In conclusion, while the management of mitral valve regurgitation with major drugs like ACE inhibitors, spironolactone, pimobendane, and loop diuretics is effective, these treatments are not without issues of drug resistance, and patients continue to succumb to heart failure and its complications [50,77-79]. There is a palpable need among veterinary cardiologists for additional drugs to manage patients who show resistance or non-responsiveness to established major treatments. It is time to focus more on incorporating new drugs like amlodipine into the major league of treatments for mitral valve regurgitation.
Personal experience with the application of hydralazine and amlodipine in canine mitral valve regurgitation
In the field of veterinary medicine, clinical papers exploring the use of hydralazine and amlodipine to treat mitral valve regurgitation in dogs are scarce. Given the limited literature on this topic, I intend to share my personal clinical experiences with these medications.

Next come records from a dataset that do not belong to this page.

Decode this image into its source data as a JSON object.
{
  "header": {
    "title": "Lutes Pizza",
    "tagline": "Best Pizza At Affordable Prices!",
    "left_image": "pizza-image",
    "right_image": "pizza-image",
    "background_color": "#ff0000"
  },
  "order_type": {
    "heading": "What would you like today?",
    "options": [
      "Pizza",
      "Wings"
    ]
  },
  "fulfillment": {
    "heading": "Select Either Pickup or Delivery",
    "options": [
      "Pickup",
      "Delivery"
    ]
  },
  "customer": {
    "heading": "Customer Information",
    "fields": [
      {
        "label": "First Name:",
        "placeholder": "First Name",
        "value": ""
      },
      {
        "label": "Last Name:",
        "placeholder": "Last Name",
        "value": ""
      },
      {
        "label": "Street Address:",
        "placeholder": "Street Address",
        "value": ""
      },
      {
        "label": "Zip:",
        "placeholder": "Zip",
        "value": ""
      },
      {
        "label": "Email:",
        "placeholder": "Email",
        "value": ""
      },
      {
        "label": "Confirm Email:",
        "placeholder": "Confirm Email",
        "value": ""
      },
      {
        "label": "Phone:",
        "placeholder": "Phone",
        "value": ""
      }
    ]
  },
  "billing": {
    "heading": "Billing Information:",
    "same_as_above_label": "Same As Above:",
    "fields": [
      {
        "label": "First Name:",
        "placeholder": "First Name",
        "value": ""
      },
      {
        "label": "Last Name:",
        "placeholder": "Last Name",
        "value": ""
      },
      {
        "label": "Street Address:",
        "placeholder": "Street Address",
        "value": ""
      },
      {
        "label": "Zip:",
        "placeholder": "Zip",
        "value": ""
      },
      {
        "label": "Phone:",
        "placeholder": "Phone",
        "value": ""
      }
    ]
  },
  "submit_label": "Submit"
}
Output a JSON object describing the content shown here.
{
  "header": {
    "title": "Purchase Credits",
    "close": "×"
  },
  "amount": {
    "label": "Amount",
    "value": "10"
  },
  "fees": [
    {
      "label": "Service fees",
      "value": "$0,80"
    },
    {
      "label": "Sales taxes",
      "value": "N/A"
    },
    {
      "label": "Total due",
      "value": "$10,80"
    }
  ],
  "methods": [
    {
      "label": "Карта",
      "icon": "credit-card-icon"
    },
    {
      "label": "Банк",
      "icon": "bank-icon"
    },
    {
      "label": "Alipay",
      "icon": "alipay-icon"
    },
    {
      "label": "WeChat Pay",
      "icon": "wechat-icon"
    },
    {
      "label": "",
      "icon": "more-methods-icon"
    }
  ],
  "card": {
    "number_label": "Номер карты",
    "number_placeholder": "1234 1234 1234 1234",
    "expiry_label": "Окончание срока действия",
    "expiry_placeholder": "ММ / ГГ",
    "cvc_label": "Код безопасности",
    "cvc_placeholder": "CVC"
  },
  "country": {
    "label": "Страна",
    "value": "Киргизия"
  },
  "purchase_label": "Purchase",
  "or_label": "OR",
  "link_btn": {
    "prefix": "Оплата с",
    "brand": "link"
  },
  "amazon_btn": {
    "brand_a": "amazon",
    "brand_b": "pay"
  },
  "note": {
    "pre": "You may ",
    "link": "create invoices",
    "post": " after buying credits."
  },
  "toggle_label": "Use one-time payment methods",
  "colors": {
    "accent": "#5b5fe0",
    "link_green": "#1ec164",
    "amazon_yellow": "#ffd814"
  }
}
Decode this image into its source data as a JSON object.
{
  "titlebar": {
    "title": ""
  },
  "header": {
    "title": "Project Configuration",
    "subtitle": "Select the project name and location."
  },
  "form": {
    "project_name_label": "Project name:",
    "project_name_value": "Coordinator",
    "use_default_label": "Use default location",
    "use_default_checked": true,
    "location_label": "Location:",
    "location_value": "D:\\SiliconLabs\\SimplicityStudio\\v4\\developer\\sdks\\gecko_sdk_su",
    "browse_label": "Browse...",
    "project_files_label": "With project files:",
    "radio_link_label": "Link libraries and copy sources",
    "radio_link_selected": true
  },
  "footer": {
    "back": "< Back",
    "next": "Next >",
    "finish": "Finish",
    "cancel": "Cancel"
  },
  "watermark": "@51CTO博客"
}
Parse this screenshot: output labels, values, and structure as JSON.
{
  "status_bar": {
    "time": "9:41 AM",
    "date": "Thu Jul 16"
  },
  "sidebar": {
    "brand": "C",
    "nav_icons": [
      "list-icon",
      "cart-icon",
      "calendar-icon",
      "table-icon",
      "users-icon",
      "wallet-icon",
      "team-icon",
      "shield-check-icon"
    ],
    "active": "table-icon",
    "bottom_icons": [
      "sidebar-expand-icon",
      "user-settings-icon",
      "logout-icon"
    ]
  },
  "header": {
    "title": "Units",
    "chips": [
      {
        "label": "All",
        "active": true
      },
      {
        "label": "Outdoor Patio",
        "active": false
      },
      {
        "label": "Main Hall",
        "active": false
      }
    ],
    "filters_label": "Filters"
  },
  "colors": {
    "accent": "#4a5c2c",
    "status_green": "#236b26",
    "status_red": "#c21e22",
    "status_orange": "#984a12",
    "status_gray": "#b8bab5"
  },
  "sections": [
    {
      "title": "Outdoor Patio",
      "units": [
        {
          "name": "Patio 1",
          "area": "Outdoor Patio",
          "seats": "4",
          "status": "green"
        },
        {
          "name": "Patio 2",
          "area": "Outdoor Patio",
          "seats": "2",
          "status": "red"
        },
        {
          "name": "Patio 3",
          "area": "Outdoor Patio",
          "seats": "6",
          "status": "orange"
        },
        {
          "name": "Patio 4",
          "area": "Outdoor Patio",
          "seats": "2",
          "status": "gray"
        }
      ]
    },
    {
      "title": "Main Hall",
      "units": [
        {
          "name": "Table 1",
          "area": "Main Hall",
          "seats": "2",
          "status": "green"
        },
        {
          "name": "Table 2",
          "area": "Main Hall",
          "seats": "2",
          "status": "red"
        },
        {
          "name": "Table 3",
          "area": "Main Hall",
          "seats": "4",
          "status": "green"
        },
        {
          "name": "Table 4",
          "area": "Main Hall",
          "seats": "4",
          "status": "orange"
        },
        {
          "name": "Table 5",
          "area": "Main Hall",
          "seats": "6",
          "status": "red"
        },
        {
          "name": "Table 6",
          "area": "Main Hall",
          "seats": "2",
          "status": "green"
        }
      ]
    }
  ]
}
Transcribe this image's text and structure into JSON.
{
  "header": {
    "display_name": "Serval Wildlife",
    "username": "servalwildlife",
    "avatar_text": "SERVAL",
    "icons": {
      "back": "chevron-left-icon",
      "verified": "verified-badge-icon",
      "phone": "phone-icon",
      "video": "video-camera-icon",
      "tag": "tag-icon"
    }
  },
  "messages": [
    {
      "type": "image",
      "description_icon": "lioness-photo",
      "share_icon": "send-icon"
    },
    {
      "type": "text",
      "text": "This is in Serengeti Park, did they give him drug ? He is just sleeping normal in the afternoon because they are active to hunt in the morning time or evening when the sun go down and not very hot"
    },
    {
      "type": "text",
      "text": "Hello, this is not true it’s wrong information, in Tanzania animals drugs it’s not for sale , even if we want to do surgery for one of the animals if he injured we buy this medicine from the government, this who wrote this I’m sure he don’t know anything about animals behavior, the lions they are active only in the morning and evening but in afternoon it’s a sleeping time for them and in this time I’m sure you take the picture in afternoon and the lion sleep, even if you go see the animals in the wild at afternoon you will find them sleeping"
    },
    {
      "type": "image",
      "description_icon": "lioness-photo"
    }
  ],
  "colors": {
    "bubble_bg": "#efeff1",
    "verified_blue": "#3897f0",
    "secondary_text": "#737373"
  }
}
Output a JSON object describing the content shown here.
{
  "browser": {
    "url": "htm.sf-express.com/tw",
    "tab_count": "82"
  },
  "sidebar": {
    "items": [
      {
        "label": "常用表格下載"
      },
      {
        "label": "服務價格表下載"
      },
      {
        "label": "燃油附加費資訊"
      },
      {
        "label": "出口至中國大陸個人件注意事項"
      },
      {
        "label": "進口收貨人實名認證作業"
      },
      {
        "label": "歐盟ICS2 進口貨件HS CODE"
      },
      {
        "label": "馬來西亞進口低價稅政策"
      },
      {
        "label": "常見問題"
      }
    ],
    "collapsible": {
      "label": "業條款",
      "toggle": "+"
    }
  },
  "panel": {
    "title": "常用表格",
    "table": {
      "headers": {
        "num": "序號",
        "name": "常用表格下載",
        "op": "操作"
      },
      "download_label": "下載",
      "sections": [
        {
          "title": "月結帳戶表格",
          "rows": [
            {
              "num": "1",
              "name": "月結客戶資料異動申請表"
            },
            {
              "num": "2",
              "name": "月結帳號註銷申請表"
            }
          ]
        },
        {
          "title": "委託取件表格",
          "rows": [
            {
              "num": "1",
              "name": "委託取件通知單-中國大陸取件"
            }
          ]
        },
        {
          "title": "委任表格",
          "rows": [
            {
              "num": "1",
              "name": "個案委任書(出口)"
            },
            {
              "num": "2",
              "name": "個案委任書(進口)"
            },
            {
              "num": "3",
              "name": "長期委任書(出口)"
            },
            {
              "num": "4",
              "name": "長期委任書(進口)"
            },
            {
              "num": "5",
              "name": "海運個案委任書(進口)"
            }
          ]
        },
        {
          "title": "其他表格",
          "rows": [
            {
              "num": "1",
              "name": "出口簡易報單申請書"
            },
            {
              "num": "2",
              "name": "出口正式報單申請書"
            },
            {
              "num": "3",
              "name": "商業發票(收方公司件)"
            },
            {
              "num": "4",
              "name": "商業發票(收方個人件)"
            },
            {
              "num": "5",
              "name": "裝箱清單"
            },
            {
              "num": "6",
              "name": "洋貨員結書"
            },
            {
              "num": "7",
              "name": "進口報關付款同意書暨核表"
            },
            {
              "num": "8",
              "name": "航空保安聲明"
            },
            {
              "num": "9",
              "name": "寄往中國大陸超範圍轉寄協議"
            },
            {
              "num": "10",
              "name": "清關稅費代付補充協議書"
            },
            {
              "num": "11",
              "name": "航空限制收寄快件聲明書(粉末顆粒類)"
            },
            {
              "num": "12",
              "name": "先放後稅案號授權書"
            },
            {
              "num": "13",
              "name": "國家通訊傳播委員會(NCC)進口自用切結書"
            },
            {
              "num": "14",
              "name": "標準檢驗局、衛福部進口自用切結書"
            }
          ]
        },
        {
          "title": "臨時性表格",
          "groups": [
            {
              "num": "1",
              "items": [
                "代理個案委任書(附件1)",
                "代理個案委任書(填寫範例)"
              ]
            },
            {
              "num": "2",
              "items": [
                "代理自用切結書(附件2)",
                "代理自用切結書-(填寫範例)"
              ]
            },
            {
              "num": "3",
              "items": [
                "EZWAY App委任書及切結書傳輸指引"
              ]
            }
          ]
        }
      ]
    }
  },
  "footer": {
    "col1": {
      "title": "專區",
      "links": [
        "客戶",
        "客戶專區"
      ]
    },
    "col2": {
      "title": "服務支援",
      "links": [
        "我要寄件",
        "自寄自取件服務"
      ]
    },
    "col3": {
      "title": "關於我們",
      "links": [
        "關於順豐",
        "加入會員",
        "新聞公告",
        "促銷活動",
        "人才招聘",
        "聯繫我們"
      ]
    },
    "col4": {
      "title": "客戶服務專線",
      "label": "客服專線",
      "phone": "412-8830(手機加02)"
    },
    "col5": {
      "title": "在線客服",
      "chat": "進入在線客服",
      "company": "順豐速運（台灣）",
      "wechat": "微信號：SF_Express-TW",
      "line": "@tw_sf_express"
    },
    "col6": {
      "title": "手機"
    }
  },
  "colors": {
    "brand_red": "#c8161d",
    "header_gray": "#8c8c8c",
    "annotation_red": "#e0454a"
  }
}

Over the past decade, I have used hydralazine and amlodipine to manage canine mitral valve regurgitation, even though my findings are still in preparation for publication. Despite concurrent treatments with angiotensin-converting enzyme inhibitors, pimobendane, and loop diuretics, I observed significant clinical improvements in dogs classified as ACVIM stage D. When treated with hydralazine at dosages of 0.5-2 mg/kg BID, these dogs showed a dramatic reduction in recurrent heart failure and a decrease in left ventricular end-diastolic diameter. This regimen also led to a reduced need for diuretics and markedly enhanced the patients' quality of life. Severe systemic arterial hypotension or rapid deteriorations in renal function due to decreased GFR were rare. The most common side effects reported by owners were gastrointestinal, particularly decreased appetite.
In cases similarly treated with amlodipine at dosages ranging from 0.2 to 0.6 mg/kg SID, the striking improvements seen with hydralazine were not as pronounced. However, amlodipine administration was associated with a reduced frequency of heart failure recurrence and a slower progression in diuretic dosage, without severe adverse effects. I hope that these observations can be substantiated through more comprehensive research in the future.
The use of arterial vasodilators as afterload reduction therapy for mitral regurgitation represents a particularly compelling treatment modality in veterinary medicine. Although long-term studies with hydralazine in human research have yielded disappointing results, it is premature to dismiss its applicability in the management of mitral regurgitation in veterinary medicine. There is a pronounced need for more comprehensive and prolonged proactive research in this area. Notably, amlodipine has demonstrated positive outcomes in studies involving humans with congestive heart failure and in veterinary research addressing mitral regurgitation. However, substantial additional research is required before amlodipine can be considered a major recommended pharmacological intervention for mitral valve insufficiency.